Yeah, I was a bit surprised about this - have no idea what is their interest in this at all. It might be a cultural thing. Vietnamese are competitive and have a very keen business sense. Every single family I know has some sort of business. Thanks to the fierce competition, these companies might work on pretty low margins - so it's not like the government can reap lots of profits or something.

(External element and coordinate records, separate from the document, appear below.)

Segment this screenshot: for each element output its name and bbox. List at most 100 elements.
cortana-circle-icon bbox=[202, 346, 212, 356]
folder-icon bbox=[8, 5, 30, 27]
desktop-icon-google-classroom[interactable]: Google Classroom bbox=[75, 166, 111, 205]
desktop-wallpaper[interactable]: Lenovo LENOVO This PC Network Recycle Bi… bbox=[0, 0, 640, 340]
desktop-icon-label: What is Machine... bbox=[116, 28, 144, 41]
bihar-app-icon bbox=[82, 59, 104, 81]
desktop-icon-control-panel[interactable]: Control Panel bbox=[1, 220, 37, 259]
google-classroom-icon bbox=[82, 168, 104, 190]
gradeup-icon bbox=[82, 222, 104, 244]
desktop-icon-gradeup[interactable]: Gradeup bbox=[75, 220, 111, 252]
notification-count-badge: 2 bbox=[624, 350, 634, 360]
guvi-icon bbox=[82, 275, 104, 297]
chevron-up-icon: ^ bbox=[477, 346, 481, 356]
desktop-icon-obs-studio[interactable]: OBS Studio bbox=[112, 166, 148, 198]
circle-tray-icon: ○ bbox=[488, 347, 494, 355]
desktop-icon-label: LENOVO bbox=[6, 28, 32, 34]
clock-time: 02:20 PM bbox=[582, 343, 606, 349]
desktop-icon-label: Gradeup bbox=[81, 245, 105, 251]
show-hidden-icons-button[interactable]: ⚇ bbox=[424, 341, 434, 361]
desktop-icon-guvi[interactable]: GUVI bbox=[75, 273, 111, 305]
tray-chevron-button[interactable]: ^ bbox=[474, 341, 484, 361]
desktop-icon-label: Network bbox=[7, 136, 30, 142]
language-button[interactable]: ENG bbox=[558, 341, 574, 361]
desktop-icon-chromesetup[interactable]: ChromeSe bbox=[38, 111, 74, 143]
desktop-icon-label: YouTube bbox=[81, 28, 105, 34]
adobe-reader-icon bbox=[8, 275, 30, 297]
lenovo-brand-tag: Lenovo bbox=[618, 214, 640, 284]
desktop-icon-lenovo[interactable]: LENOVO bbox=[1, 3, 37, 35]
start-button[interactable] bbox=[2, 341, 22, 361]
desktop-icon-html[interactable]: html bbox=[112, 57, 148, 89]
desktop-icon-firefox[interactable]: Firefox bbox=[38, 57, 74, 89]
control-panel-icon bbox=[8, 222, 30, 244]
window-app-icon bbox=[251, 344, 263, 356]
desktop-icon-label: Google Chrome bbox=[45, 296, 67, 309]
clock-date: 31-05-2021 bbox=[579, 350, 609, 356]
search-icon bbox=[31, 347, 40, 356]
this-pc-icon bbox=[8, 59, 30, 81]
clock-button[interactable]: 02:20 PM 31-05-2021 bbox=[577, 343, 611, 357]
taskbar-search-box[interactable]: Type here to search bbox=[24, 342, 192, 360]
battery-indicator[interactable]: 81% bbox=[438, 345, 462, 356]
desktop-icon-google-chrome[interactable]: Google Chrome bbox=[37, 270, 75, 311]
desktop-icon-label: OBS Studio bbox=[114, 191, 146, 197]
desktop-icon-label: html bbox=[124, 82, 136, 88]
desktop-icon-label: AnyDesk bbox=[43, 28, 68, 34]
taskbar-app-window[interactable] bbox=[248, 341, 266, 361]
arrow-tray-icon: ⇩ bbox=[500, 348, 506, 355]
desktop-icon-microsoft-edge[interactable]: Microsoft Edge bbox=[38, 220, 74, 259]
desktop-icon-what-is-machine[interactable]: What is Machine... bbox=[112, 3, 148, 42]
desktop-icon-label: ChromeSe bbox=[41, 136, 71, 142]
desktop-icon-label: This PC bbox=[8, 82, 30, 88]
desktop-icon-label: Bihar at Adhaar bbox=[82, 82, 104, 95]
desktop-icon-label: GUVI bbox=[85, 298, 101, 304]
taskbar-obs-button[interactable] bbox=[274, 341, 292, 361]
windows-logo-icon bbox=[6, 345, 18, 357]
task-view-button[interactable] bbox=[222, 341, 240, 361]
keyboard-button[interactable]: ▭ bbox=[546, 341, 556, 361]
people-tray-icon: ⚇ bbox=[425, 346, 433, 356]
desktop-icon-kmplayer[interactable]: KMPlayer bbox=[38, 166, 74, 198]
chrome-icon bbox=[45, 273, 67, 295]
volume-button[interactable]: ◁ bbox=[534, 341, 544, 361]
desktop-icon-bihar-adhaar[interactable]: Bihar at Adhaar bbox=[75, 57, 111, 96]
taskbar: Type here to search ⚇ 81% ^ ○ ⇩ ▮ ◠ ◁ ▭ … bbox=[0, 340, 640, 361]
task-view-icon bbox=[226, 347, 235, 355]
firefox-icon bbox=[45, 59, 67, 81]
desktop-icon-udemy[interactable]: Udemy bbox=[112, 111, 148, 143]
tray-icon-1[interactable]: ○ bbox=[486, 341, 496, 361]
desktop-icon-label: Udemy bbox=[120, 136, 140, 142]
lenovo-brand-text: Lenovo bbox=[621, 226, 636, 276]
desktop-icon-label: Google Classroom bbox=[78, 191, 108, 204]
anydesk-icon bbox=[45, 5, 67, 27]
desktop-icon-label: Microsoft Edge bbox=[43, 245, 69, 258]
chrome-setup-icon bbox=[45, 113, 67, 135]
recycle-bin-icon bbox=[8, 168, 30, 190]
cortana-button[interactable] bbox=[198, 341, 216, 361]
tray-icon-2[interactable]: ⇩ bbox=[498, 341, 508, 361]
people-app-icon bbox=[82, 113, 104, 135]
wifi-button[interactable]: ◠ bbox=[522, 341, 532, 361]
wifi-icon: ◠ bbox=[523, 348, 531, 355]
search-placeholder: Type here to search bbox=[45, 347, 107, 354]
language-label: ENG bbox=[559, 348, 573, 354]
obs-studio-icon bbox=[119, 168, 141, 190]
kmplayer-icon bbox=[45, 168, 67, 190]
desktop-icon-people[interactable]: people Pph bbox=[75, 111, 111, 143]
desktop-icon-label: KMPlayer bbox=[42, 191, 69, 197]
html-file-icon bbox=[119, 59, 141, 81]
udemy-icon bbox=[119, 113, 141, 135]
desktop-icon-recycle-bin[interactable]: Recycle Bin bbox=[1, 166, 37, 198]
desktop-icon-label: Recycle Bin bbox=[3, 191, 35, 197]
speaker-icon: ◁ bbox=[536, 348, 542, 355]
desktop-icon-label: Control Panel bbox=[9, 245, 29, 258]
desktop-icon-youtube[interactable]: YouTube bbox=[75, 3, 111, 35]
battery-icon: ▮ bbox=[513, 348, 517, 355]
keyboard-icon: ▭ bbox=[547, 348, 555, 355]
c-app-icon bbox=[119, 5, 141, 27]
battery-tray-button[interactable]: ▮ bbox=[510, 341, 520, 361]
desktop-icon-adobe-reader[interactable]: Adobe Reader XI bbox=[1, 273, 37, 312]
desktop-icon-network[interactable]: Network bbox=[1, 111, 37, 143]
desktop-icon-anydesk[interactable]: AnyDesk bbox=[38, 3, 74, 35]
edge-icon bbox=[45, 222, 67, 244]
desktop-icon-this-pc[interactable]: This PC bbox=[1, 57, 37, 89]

It might be a strategic decision, part of opening up the economy and politics. Perhaps they didn't attract enough capital at the beginning, so they invested in this area. I know that IT and telecommunications is regarded as a strategic area for the country's development goals. Internet penetration is high, even in remote villages I saw internet cafes and "GameOnline" places... I'm especially puzzled by the Army running a telecom service in a free market economy (so it's not like they are the only players, controlling what people can or can't do). Anyway, I don't really have an answer to your question - some things around here defy traditional logic ;)

Reply Parent Score: 2

RE[4]: Invisible hand
by spiderman on Mon 21st Mar 2011 19:19 in reply to "RE[3]: Invisible hand"
spiderman Member since:

I don't think there is any conflict of interest in principle. They recognize that competition is stimulating. The advantage of having the government own the carriers is that the profits don't go through the hand of local and foreign parasites (share holders). The profits can be used to serve the population instead.
Actually, I see a conflict of interest in corporations run by private share holders. Their interest is in direct conflict with the company (both the consumers and the workers). Their only interest is to make money, with the company or elsewhere.